Pinocchio? He was a child like me, and he was called to be a pilgrim to go on his journey towards true humanity.

Pinocchio is easily distracted by smooth talk to follow the line of least resistance.

A nose for truth (Jn 8:32)

Remember when we were children and we were told when we told a whopper that our nose was growing and growing and soon a little bird would come and build a nest on the end?

We’d get into all kinds of trouble trying to get around the truth. But here again, Jesus tells us through John’s Gospel (8:32), “You will know the truth and the truth will free you.”

Making asses of ourselves

Remember when our antics were described as making an ass of ourselves and how we could be exploited through our unwise decisions?

That is the point of becoming human of rising above those instincts that can trap into mere animal existence.

We see Pinocchio about to become trapped.

Pinocchio Made Flesh - Buried in Monstro (Mt 12:40; Jn 15:13)

Geppetto risks his life to rescue him and is swallowed by Monstro the whale.

Pinocchio, in turn, risks his own life to rescue the man he’d known as creator and father and, like him, ends up in Monstro.

Here, we remember the words from Jesus, this time from Matthew’s Gospel (12:40), “For as Jonah was 3 days and nights in the belly of the whale, so will the son of man be three days and nights in the heart of the earth.”

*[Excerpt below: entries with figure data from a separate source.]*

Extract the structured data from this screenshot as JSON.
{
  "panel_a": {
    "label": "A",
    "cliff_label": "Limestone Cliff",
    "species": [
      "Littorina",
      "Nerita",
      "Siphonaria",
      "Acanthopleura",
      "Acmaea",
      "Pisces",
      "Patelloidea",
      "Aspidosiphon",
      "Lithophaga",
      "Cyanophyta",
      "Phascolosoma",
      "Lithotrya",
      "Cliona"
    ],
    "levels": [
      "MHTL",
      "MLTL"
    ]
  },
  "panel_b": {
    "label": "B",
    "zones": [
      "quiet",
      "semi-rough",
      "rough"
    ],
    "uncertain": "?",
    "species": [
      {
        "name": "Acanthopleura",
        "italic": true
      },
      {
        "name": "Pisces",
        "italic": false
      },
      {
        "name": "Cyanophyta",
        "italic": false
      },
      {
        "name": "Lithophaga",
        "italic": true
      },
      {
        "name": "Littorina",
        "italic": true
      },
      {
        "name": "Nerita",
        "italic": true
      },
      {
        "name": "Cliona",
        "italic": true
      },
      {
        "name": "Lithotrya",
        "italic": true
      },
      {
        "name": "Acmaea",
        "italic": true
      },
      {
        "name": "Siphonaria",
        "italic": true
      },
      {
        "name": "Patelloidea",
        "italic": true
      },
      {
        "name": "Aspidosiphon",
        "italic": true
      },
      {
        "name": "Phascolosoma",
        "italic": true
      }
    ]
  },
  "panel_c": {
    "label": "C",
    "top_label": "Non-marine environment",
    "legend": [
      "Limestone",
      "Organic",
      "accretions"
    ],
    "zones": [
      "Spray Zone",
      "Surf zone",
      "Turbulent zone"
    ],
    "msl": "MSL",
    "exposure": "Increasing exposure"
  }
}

This refers to the ultimate self-sacrifice this Word made flesh would make, his crucifixion and resurrection, echoed back in John’s Gospel (15:13), “Greater love has no one that anyone should lay life down for friends.”

In the story, Pinocchio becomes entitled to become a living human being because he turns his back on making an ass of himself, or a puppet to others, and gives himself for the life of another.

Also sent (Jn 20:21b)

This is where the story of Pinocchio leads us back into John’s Gospel. The Word became flesh and came and stayed with us. He put his self-interest aside for every human being. So far, we know this.

But where does this take us in this new year of 2011 still within this season of Christmas?

Again, we find the context within John’s Gospel (20:21b), this time towards its end as Jesus breathes upon his disciples. “As the Father sent me, I also send you.”

As God sent Jesus to be truly human, so Jesus breathes upon us to be truly human that all may experience what it means to be truly human.

Jiminy Cricket

It is no coincidence, that Pinocchio was supplied with a companion, named Jiminy Cricket, to be his conscience and his guide.

An earlier film, “The Wizard of Oz” has Dorothy exclaiming, “Gee, gosh, jiminy cricket” as part of the expressions overheard from pious adults disguising their impiety.

The initials “JC” give it all away, don’t they?

This year we have the spirit of Jesus Christ as our constant companion and guide so that the decisions we make, together and personally, reflect the true humanity that has been presented to us through the Word made flesh.